Home

Awesome

RegexParser

RegexParser is a regular expression engine written in C# that:

<h2>Contents</h2> <toc> </toc>

Structure

RegexParser works in three phases:

  1. Parsing the regex pattern, which results in an Abstract Syntax Tree (AST)
  2. Transforming the AST
  3. Pattern matching on the target string using the AST

Phases 1 and 2 happen only once for a given regex. Phase 3 may happen multiple times, for different target strings.

Phase 1: Parsing the Regex Pattern

The Parser Type

The Parser type is defined as:

public delegate Result<TToken, TTree> Parser<TToken, TTree>(IConsList<TToken> consList);

public class Result<TToken, TTree>
{
    public Result(TTree tree, IConsList<TToken> rest)
    {
        Tree = tree;
        Rest = rest;
    }
    public TTree Tree { get; private set; }
    public IConsList<TToken> Rest { get; private set; }
}

public interface IConsList<T>
{
    T Head { get; }
    IConsList<T> Tail { get; }

    bool IsEmpty { get; }
    int Length { get; }
}

A parser is simply a function that takes a list of tokens (e.g., characters), and returns a syntax tree and the list of unconsumed tokens. To indicate failure to match, it will return null.

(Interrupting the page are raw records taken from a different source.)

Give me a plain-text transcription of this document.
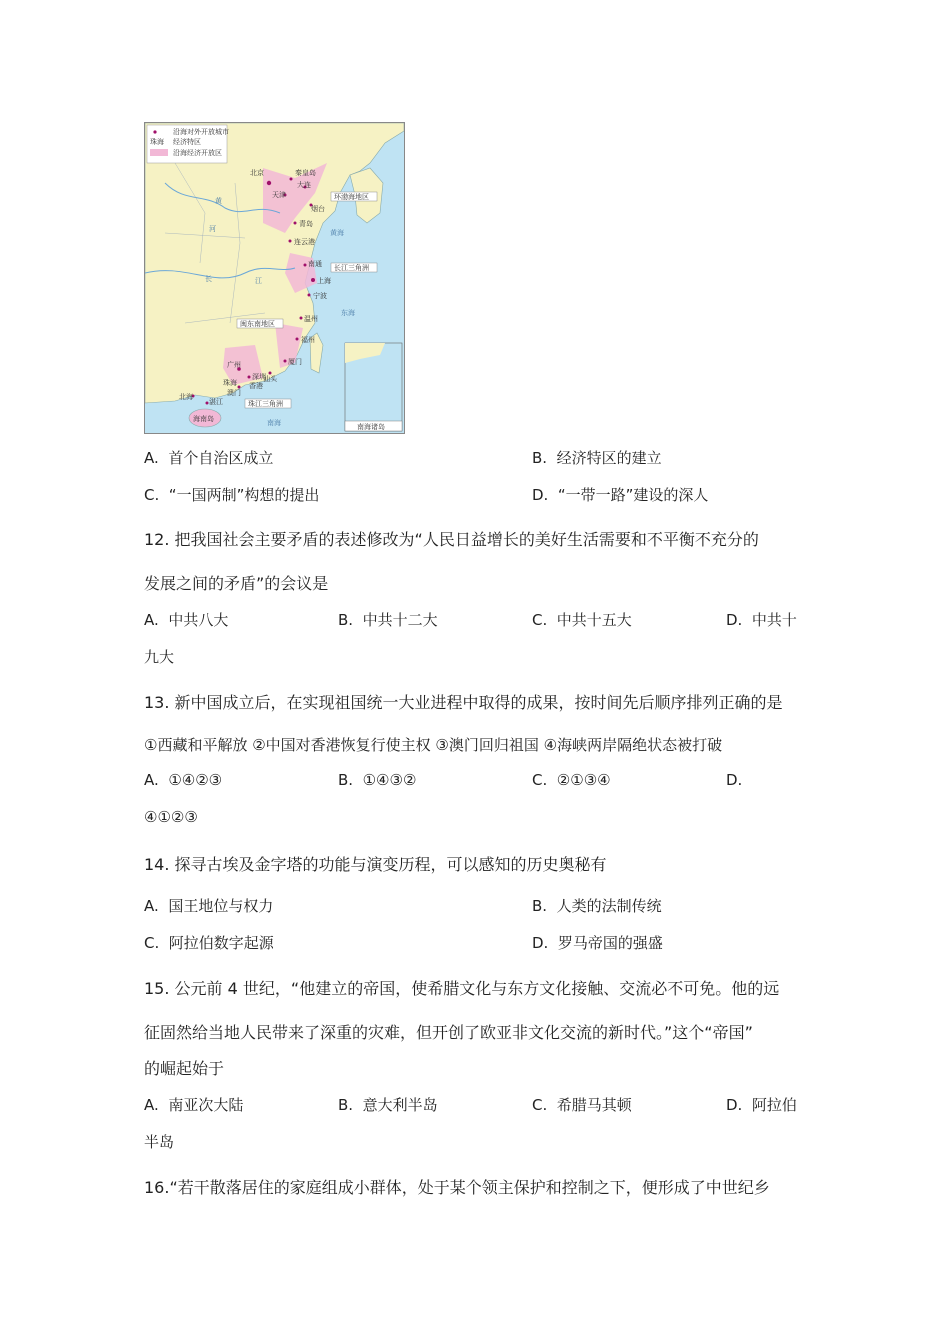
沿海对外开放城市
珠海 经济特区
沿海经济开放区
北京	秦皇岛
天津
大连
烟台
青岛
连云港
南通
上海
宁波
温州
福州
厦门
汕头
广州
深圳
珠海 香港
澳门
北海
湛江
海南岛
环渤海地区
长江三角洲
闽东南地区
珠江三角洲
黄海
东海
南海
长	江
黄
河
南海诸岛
A. 首个自治区成立	B. 经济特区的建立
C. “一国两制”构想的提出	D. “一带一路”建设的深人
12. 把我国社会主要矛盾的表述修改为“人民日益增长的美好生活需要和不平衡不充分的
发展之间的矛盾”的会议是
A. 中共八大	B. 中共十二大	C. 中共十五大	D. 中共十
九大
13. 新中国成立后，在实现祖国统一大业进程中取得的成果，按时间先后顺序排列正确的是
①西藏和平解放 ②中国对香港恢复行使主权 ③澳门回归祖国 ④海峡两岸隔绝状态被打破
A. ①④②③	B. ①④③②	C. ②①③④	D.
④①②③
14. 探寻古埃及金字塔的功能与演变历程，可以感知的历史奥秘有
A. 国王地位与权力	B. 人类的法制传统
C. 阿拉伯数字起源	D. 罗马帝国的强盛
15. 公元前 4 世纪，“他建立的帝国，使希腊文化与东方文化接触、交流必不可免。他的远
征固然给当地人民带来了深重的灾难，但开创了欧亚非文化交流的新时代。”这个“帝国”
的崛起始于
A. 南亚次大陆	B. 意大利半岛	C. 希腊马其顿	D. 阿拉伯
半岛
16.“若干散落居住的家庭组成小群体，处于某个领主保护和控制之下，便形成了中世纪乡
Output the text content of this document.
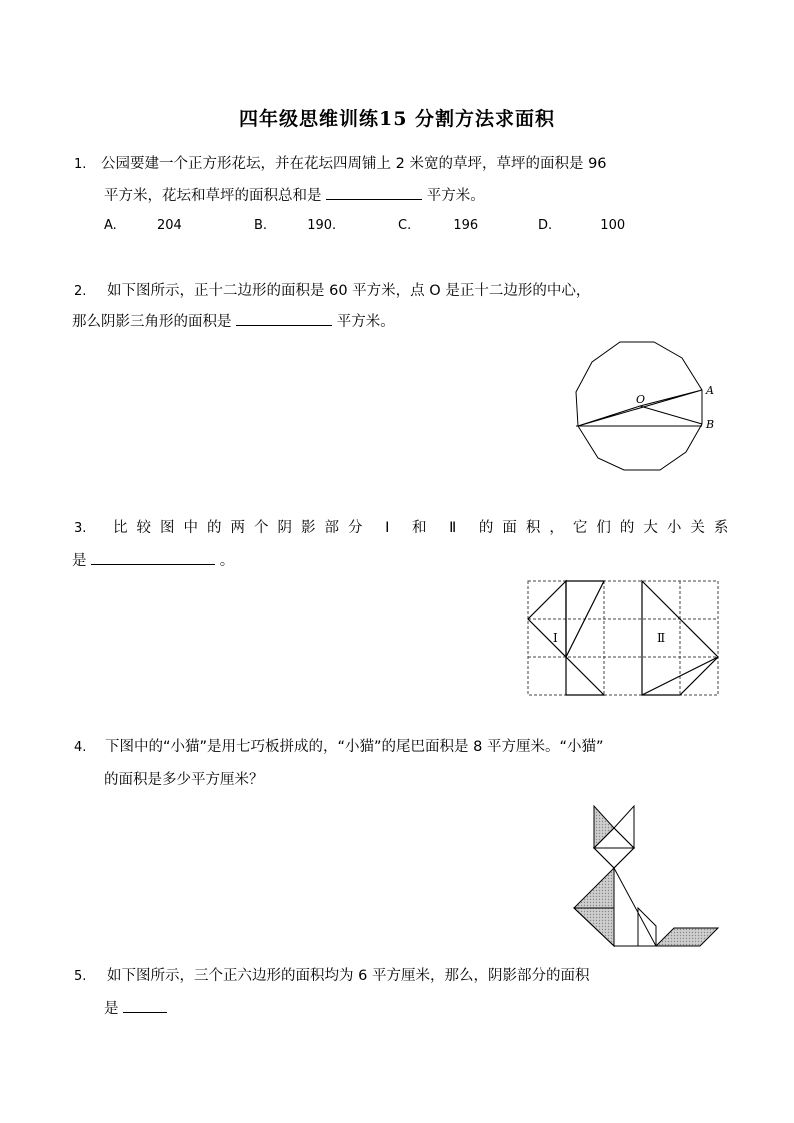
四年级思维训练15 分割方法求面积
1. 公园要建一个正方形花坛，并在花坛四周铺上 2 米宽的草坪，草坪的面积是 96
平方米，花坛和草坪的面积总和是	平方米。
A.	204	B.	190.	C.	196	D.	100
2. 如下图所示，正十二边形的面积是 60 平方米，点 O 是正十二边形的中心，
那么阴影三角形的面积是	平方米。
O
A
B
3. 比较图中的两个阴影部分 Ⅰ 和 Ⅱ 的面积，它们的大小关系
是	。
Ⅰ	Ⅱ
4. 下图中的“小猫”是用七巧板拼成的，“小猫”的尾巴面积是 8 平方厘米。“小猫”
的面积是多少平方厘米？
5. 如下图所示，三个正六边形的面积均为 6 平方厘米，那么，阴影部分的面积
是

The Parser type is equivalent to the following Haskell type:

newtype Parser token tree = Parser ([token] -> Maybe (tree, [token]))

NOTE: The idea (and syntax) of parser combinators came from these articles:

In the articles, the type is defined similarly to:

newtype Parser token tree = Parser ([token] -> [(tree, [token])])

This allows the parser to be ambiguous (to parse a string in multiple ways). The parser will return either a list of one or more "success" alternatives, or an empty list to indicate failure.

As the regex syntax is non-ambigious, the Maybe definition was preferred.

Parser Combinators in C#

Parser combinators are higher-order functions that can be used to combine basic parsers to construct parsers for more complex rules.

The following parser combinators are defined (see source for descriptions):

For example, the Choice combinator is defined as:

// Try to apply the parsers in the 'choices' list in order, until one succeeds.
// Return the tree returned by the succeeding parser.
public static Parser<TToken, TTree> Choice<TTree>(params Parser<TToken, TTree>[] choices)
{
    return consList =>
    {
        foreach (var parser in choices)
        {
            var result = parser(consList);
            if (result != null)
                return result;
        }
        return null;
    };
}

Beside combinators, there are also a number of "primitive" character parsers (see source for descriptions):

Each of these will consume exactly one character.

The Parser Monad in C#

LINQ, the data querying subset of C#, offers a form of syntactic sugar that allows writing code similar to Haskell do notation. This greatly simplifies the writing of more complex parsers.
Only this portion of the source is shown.